Le sous-marin devrait arriver en Israël dans quelques semaines. Pendant les essais en mer en Allemagne, la marine allemande ainsi que des unités spéciales de l'appareil de sécurité assurent la protection de la zone d'opération du sous-marin et des membres d'équipage.
Tentatives de découvrir ses secrets
Ce n'est pas la première fois que le nom « Drakon » fait la une des journaux. Il y a environ deux ans, il a été rapporté que des analystes de l'Institut Droxford avaient publié un rapport inquiétant soulevant des soupçons selon lesquels la Russie collecterait des renseignements sur la marine israélienne.

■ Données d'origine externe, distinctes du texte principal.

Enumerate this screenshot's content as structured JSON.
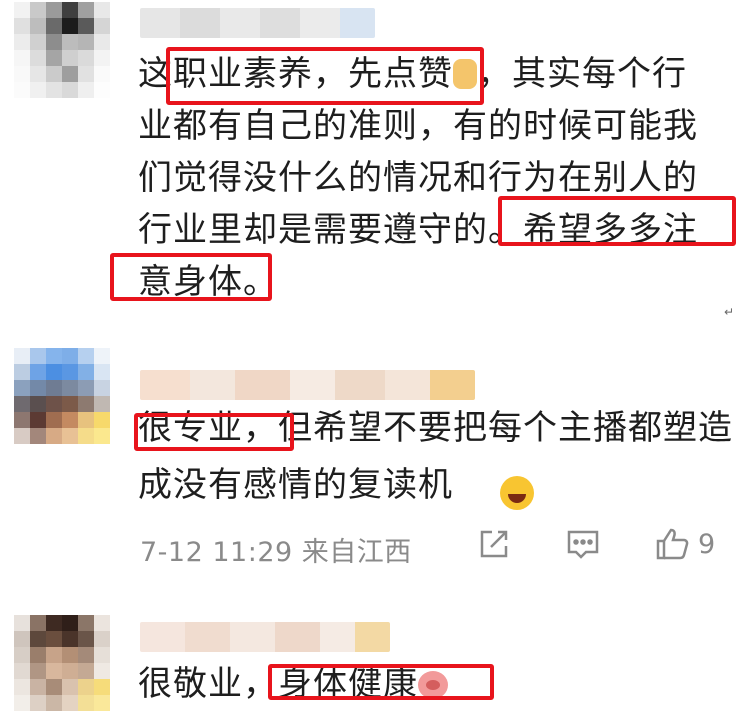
{
  "comments": [
    {
      "avatar_name": "blurred-avatar",
      "text": "这职业素养，先点赞",
      "text_rest": "，其实每个行业都有自己的准则，有的时候可能我们觉得没什么的情况和行为在别人的行业里却是需要遵守的。希望多多注意身体。"
    },
    {
      "text": "很专业，但希望不要把每个主播都塑造成没有感情的复读机",
      "meta": "7-12 11:29 来自江西",
      "like_count": "9"
    },
    {
      "text": "很敬业，身体健康"
    }
  ],
  "colors": {
    "highlight": "#e8141c",
    "meta_text": "#8a8a8a",
    "body_text": "#1e1e1e"
  },
  "icons": [
    "share-icon",
    "comment-icon",
    "like-icon"
  ],
  "misc": {
    "pilcrow": "↵"
  }
}
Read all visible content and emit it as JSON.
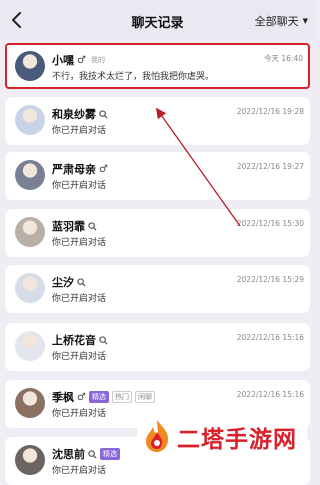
{
  "header": {
    "title": "聊天记录",
    "filter_label": "全部聊天",
    "back_icon": "chevron-left-icon"
  },
  "chats": [
    {
      "name": "小嘿",
      "gender": "♂",
      "tag": "我的",
      "badge": "",
      "extra_tags": [],
      "search_icon": false,
      "message": "不行，我技术太烂了，我怕我把你虐哭。",
      "time": "今天 16:40",
      "highlighted": true,
      "avatar_color": "#4a5a7a"
    },
    {
      "name": "和泉纱雾",
      "gender": "",
      "tag": "",
      "badge": "",
      "extra_tags": [],
      "search_icon": true,
      "message": "你已开启对话",
      "time": "2022/12/16 19:28",
      "highlighted": false,
      "avatar_color": "#c9d3e6"
    },
    {
      "name": "严肃母亲",
      "gender": "♂",
      "tag": "",
      "badge": "",
      "extra_tags": [],
      "search_icon": false,
      "message": "你已开启对话",
      "time": "2022/12/16 19:27",
      "highlighted": false,
      "avatar_color": "#7a8094"
    },
    {
      "name": "蓝羽霏",
      "gender": "",
      "tag": "",
      "badge": "",
      "extra_tags": [],
      "search_icon": true,
      "message": "你已开启对话",
      "time": "2022/12/16 15:30",
      "highlighted": false,
      "avatar_color": "#b8b0a6"
    },
    {
      "name": "尘汐",
      "gender": "",
      "tag": "",
      "badge": "",
      "extra_tags": [],
      "search_icon": true,
      "message": "你已开启对话",
      "time": "2022/12/16 15:29",
      "highlighted": false,
      "avatar_color": "#d7dde6"
    },
    {
      "name": "上桥花音",
      "gender": "",
      "tag": "",
      "badge": "",
      "extra_tags": [],
      "search_icon": true,
      "message": "你已开启对话",
      "time": "2022/12/16 15:16",
      "highlighted": false,
      "avatar_color": "#e3e6ec"
    },
    {
      "name": "季枫",
      "gender": "♂",
      "tag": "",
      "badge": "精选",
      "extra_tags": [
        "热门",
        "闲聊"
      ],
      "search_icon": false,
      "message": "你已开启对话",
      "time": "2022/12/16 15:16",
      "highlighted": false,
      "avatar_color": "#8a7060"
    },
    {
      "name": "沈思前",
      "gender": "",
      "tag": "",
      "badge": "精选",
      "extra_tags": [],
      "search_icon": true,
      "message": "你已开启对话",
      "time": "",
      "highlighted": false,
      "avatar_color": "#6b6460"
    }
  ],
  "watermark": {
    "text": "二塔手游网",
    "color": "#d9212c"
  },
  "annotation": {
    "color": "#b81e2a"
  }
}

Selon le rapport, le navire chargé de missions d'espionnage a été trouvé dans une zone inhabituelle de la mer du Nord. Au même moment, le sous-marin « Drakon » de Tsahal se trouvait dans la zone et effectuait un « essai en mer ». Il est possible que le navire russe ait collecté des informations sur la signature acoustique du sous-marin telle qu'elle est captée par un radar marin. Le « Drakon » est considéré comme l'outil de combat le plus cher en possession de Tsahal, et ses spécifications sont gardées secrètes.